「ガラスの巨塔」

本書を小説と思って読む人はいないはずで、将に今井氏の部分的自叙伝である。アングロサクソンの社会では、社会的に活躍した人物の多くが自叙伝をまとめ、当然ではあるが自己正当化を図る。対立した人物の自叙伝を読み比べることで、歴史がより正確に理解出来るようになる。これに対して、日本では自叙伝は例外的にしか纏められず、ある人間の人生を共通の教材として検討することがより困難になっており、日本社会から歴史の厚みを奪うことになり、「日本人の精神レベルは13才」(D.マッカーサー)と言った批判からの脱皮を妨げている。
 この観点から、この自叙伝として上手に書けているとは言いがたい本が、NHKの暗部を今井氏の観点から鋭く切り出したことは大変に意義深いし、面白い読み物になっている。「プロジェクトX」を含むNHKのドキュメンタリーは、わが国知的水準の底支えになっていると思うし、それだけでNHKの存在意義は認められる。犬猿の仲といわれる朝日新聞が広告の合間に記事があり、その記事もほとんどインターネットで提供されるものと差がなくなり滅びの道をまっしぐらに進んでいる状況を認識すれば、よりオリジナル情報量の多い映像情報に十分な予算を使っているNHKの使命は大きい。私が専門とする分野のマスコミ取材力でも、人材、特に予算の厚みはNHKが群を抜いている。

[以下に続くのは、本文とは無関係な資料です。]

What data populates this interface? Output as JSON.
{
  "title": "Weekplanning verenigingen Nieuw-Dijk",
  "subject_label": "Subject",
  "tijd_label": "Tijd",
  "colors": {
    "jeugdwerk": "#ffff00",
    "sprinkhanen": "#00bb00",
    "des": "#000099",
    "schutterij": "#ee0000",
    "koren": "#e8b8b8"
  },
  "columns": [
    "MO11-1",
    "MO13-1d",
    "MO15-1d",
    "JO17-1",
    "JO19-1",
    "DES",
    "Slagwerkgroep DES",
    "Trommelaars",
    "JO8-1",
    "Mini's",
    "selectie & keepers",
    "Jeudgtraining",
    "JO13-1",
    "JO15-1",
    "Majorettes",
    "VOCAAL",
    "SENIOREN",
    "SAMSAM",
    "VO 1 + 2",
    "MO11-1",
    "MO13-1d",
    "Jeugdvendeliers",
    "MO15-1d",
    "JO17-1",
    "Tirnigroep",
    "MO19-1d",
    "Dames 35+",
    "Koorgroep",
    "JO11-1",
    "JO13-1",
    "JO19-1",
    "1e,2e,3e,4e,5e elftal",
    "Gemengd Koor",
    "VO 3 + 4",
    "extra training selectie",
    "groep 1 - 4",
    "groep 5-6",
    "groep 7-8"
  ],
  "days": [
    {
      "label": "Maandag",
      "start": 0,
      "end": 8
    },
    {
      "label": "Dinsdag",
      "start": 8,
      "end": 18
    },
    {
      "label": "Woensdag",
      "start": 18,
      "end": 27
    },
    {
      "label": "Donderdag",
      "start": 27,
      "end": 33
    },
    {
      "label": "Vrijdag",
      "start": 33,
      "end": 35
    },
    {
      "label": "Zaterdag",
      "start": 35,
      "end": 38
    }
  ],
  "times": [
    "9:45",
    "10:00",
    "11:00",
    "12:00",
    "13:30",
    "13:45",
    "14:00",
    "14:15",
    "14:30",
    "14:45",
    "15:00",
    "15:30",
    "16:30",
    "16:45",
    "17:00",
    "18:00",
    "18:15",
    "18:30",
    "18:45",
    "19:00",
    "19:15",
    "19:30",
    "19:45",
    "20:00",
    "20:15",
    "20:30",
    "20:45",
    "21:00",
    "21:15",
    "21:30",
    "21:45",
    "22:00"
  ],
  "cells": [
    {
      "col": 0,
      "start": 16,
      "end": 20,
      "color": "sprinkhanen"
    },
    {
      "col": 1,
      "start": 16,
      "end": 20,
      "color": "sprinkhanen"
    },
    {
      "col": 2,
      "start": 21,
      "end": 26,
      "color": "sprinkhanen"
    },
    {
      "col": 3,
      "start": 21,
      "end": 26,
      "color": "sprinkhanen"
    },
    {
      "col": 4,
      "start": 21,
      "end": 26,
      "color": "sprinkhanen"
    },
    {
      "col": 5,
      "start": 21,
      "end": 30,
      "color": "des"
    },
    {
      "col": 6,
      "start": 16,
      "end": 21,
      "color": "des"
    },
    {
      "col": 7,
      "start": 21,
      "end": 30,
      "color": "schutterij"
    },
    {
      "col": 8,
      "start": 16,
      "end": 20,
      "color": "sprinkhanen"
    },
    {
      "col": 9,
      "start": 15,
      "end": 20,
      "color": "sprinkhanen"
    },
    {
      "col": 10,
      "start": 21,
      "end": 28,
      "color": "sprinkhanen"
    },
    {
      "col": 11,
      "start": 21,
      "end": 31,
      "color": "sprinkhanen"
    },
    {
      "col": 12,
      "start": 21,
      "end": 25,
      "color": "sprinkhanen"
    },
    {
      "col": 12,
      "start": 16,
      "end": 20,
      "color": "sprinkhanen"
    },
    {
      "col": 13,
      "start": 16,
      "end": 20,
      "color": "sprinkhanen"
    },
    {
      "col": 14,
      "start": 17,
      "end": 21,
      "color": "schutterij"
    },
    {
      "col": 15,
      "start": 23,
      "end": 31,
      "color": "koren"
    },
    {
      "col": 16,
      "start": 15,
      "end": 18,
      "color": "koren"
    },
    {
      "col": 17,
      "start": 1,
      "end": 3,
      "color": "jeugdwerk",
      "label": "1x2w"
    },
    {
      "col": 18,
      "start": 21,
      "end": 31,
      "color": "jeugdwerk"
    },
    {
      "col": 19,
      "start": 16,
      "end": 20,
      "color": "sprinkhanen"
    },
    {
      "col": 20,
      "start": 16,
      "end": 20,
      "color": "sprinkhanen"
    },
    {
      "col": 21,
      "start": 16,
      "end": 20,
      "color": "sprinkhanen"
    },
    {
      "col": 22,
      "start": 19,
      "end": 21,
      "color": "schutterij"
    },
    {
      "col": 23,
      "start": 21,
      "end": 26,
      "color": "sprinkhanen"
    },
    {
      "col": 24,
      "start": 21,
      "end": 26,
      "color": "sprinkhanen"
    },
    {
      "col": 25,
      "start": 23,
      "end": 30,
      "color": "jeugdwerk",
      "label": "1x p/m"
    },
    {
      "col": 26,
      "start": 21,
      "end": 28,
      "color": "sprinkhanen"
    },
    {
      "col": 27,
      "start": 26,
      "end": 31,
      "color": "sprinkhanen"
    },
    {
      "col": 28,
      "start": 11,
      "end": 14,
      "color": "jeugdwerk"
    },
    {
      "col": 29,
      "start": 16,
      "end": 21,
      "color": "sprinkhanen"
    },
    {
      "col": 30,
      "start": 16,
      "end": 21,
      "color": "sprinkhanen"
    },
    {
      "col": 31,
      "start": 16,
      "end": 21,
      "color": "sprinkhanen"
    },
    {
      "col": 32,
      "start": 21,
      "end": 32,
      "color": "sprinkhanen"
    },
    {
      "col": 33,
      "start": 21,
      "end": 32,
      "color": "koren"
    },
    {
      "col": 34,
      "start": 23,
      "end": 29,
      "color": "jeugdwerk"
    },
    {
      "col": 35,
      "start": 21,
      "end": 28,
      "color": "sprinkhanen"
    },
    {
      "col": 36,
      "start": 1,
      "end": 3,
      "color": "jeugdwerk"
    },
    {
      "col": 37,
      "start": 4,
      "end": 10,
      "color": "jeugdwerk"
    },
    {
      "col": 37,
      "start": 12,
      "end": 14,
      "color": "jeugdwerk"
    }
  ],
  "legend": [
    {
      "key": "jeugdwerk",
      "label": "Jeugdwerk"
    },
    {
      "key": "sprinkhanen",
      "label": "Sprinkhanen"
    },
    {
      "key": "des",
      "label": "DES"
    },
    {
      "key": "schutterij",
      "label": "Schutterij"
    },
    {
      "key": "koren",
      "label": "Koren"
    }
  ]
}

 それだけ期待をしているNHKの看板番組で、大好きであった「プロジェクトX」がこのようにいい加減に作られていたのであれば、大変な驚きである。NHKの取材の特色は、NHK社員一人に下請け2〜3人という構成に特色があると思う。多分、「プロジェクトX」も今井氏が人間として勘定してない下請けの取材班をカウントすれば、相当な人数が関係していたように思うし、そのことはチーフ・プロデューサーは単に担がれていた面があったに違いないことを意味していると思う。本書の特色は、何故か短い文章しか使っていないことと、それ以上に深刻な問題は筆者が自分のこと及び自分が感じたことしか書いていないことで、これが自叙伝として上手く書けていないという根拠であり、将に自己正当化を図り過ぎで本書を素直に読めないものにしている。小説であるという言い逃れは許されまい。そして、このことが今井氏の精神構造のあり方を暗示し、本書の額面に従い、全面的にNHKを批判する気にならない理由である。
 不朽の名作「プロジェクトX」の制作には、今井氏以外の沢山の無名の星が汗と涙を流していたはずである。「プロジェクトX」の歴史とNHKの真実の姿の理解を深めるために、ぜひ本書に批判的な関係者の方の本を読んで見たいものである。NHKの関係者にはその義務がある。